Perché gli Oasis non sono semplicemente una band.
Sono il disco che mettevi nelle cuffie quando avevi bisogno di sentirti invincibile. Sono la voce di Liam che ti prende a schiaffi con la sua arroganza e quella scrittura di Noel capace di trasformare emozioni semplici in inni immortali. Sono quelle canzoni che hai ascoltato cento, mille volte e che riescono ancora a emozionarti come la prima.
Chi ama davvero gli Oasis sa che non si tratta soltanto di Wonderwall. Sa che dietro il successo mondiale ci sono gemme come Slide Away, Acquiesce, The Masterplan, Cast No Shadow o Listen Up. Canzoni che hanno accompagnato viaggi, amori, delusioni e sogni di milioni di persone.
La loro forza è sempre stata questa: farti sentire parte di qualcosa di più grande. Non importava da dove venissi o quanti anni avessi. Quando partiva Don't Look Back in Anger diventavamo tutti la stessa persona.
E forse è proprio questo che rende speciale l'idea di un concerto all'Olimpico. Non sarebbe soltanto un evento musicale. Sarebbe un ritrovo generazionale. Una notte in cui migliaia di persone canterebbero insieme parole che conoscono da una vita.
Perché gli Oasis non hanno mai cercato di essere perfetti. Hanno litigato, esagerato, sbagliato. Ma hanno scritto alcune delle canzoni più importanti della loro epoca.

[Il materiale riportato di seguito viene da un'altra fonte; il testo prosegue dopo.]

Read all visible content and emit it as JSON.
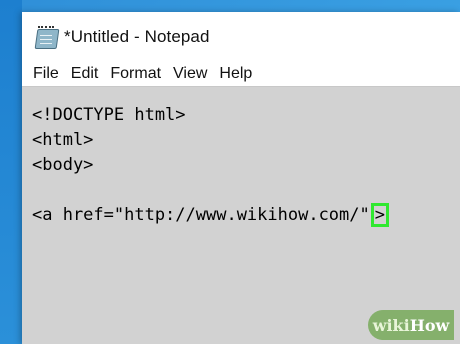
{
  "window": {
    "title": "*Untitled - Notepad",
    "icon": "notepad-icon"
  },
  "menu": {
    "items": [
      "File",
      "Edit",
      "Format",
      "View",
      "Help"
    ]
  },
  "editor": {
    "lines": [
      "<!DOCTYPE html>",
      "<html>",
      "<body>",
      "",
      "<a href=\"http://www.wikihow.com/\""
    ],
    "highlighted_char": ">",
    "highlight_color": "#30e830",
    "background": "#d2d2d2"
  },
  "watermark": {
    "part1": "wiki",
    "part2": "How"
  }
}
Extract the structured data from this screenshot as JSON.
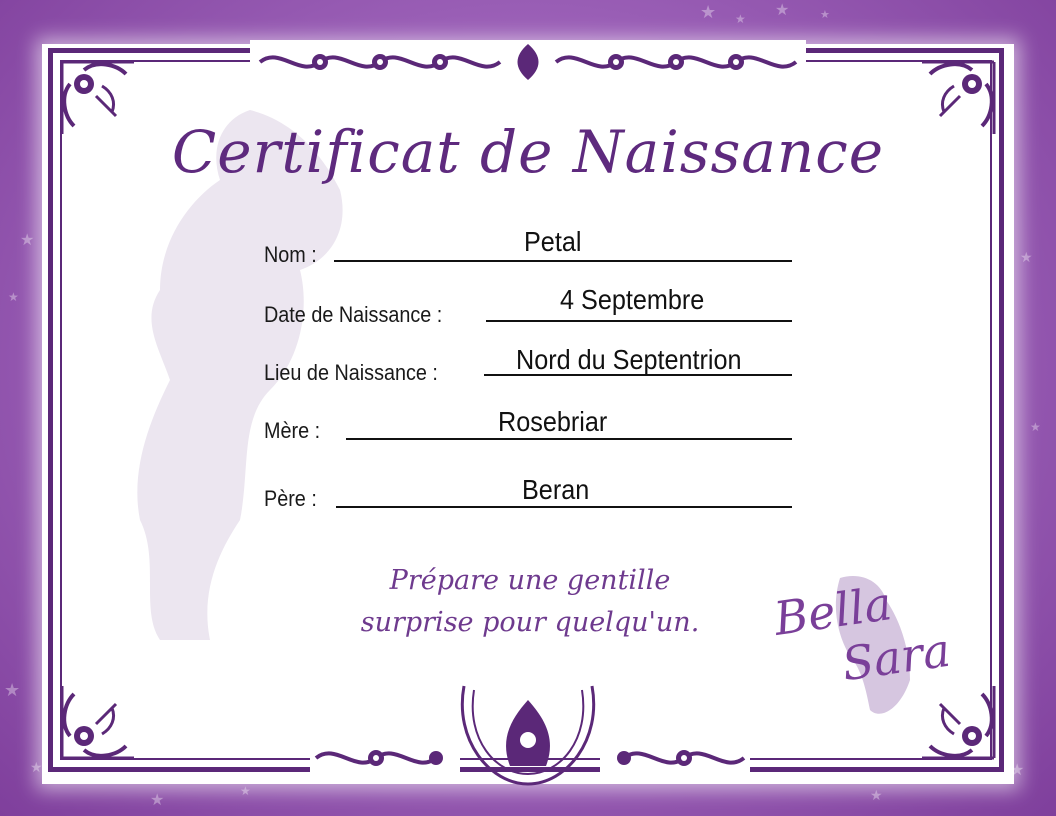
{
  "certificate": {
    "title": "Certificat de Naissance",
    "fields": [
      {
        "label": "Nom :",
        "value": "Petal"
      },
      {
        "label": "Date de Naissance :",
        "value": "4 Septembre"
      },
      {
        "label": "Lieu de Naissance :",
        "value": "Nord du Septentrion"
      },
      {
        "label": "Mère :",
        "value": "Rosebriar"
      },
      {
        "label": "Père :",
        "value": "Beran"
      }
    ],
    "motto": [
      "Prépare une gentille",
      "surprise pour quelqu'un."
    ]
  },
  "brand": {
    "line1": "Bella",
    "line2": "Sara"
  },
  "colors": {
    "purple_frame": "#5b2878",
    "purple_bg": "#8a4fa6",
    "title_purple": "#5e2a7e"
  },
  "icons": [
    "star-icon",
    "horse-silhouette-icon",
    "corner-ornament-icon",
    "swirl-ornament-icon",
    "horseshoe-ornament-icon"
  ]
}
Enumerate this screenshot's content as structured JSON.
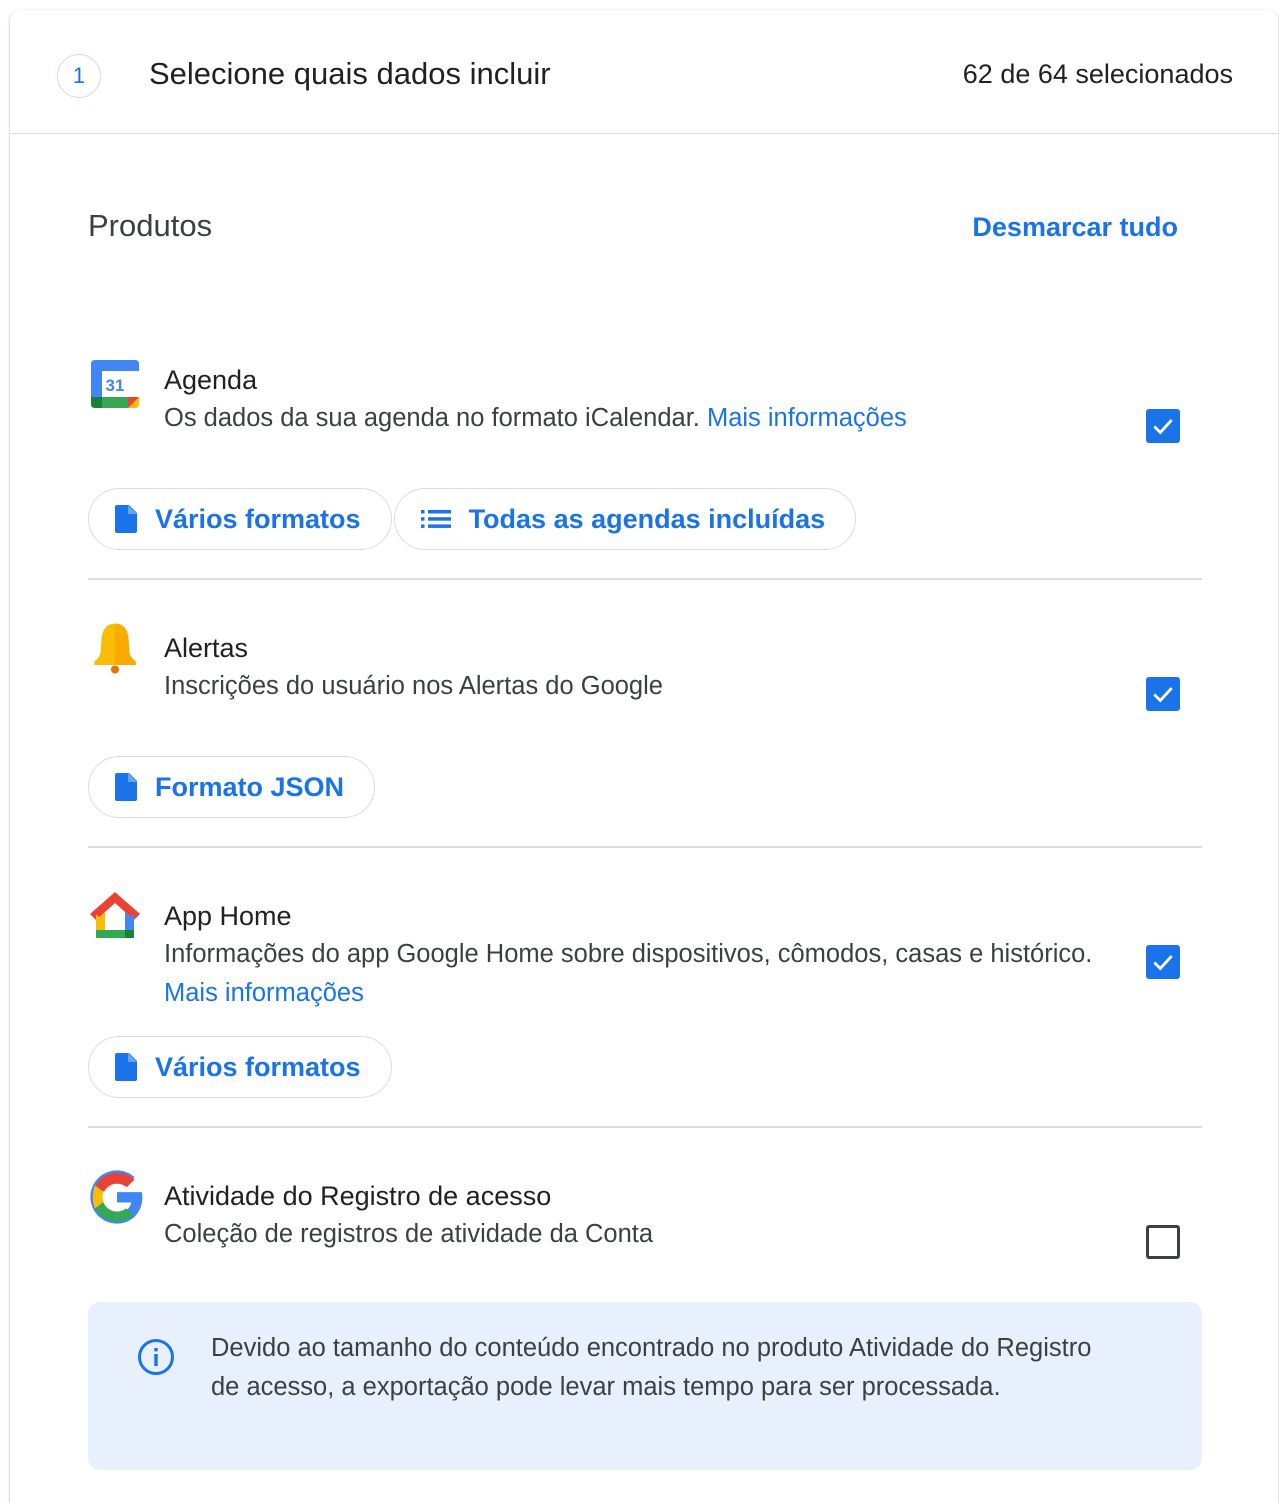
{
  "step": {
    "number": "1",
    "title": "Selecione quais dados incluir",
    "count": "62 de 64 selecionados"
  },
  "products_section": {
    "heading": "Produtos",
    "deselect_all": "Desmarcar tudo"
  },
  "products": [
    {
      "name": "Agenda",
      "description": "Os dados da sua agenda no formato iCalendar.",
      "more_info": "Mais informações",
      "checked": true,
      "icon": "google-calendar-icon",
      "icon_text": "31",
      "chips": [
        {
          "label": "Vários formatos",
          "icon": "file-icon"
        },
        {
          "label": "Todas as agendas incluídas",
          "icon": "list-icon"
        }
      ]
    },
    {
      "name": "Alertas",
      "description": "Inscrições do usuário nos Alertas do Google",
      "checked": true,
      "icon": "bell-icon",
      "chips": [
        {
          "label": "Formato JSON",
          "icon": "file-icon"
        }
      ]
    },
    {
      "name": "App Home",
      "description": "Informações do app Google Home sobre dispositivos, cômodos, casas e histórico.",
      "more_info": "Mais informações",
      "checked": true,
      "icon": "google-home-icon",
      "chips": [
        {
          "label": "Vários formatos",
          "icon": "file-icon"
        }
      ]
    },
    {
      "name": "Atividade do Registro de acesso",
      "description": "Coleção de registros de atividade da Conta",
      "checked": false,
      "icon": "google-g-icon",
      "chips": []
    }
  ],
  "notice": {
    "icon": "info-icon",
    "text": "Devido ao tamanho do conteúdo encontrado no produto Atividade do Registro de acesso, a exportação pode levar mais tempo para ser processada."
  },
  "colors": {
    "accent": "#1a73e8",
    "divider": "#dadce0",
    "notice_bg": "#e8f0fe"
  }
}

E quelle canzoni hanno continuato a vivere anche quando la band non esisteva più.
Oggi che Liam e Noel sono tornati sullo stesso palco, ci rendiamo conto che forse avevamo dimenticato una cosa: certe storie possono interrompersi, ma non finiscono mai davvero.
E se Roma dovesse accoglierli nel 2027, per una sera non conteranno classifiche, recensioni o polemiche.
Conterà soltanto quel momento in cui le luci si spegneranno, partiranno le prime note e uno stadio intero si ritroverà a cantare:
"Maybe, you're gonna be the one that saves me..."
Come se il tempo non fosse mai passato.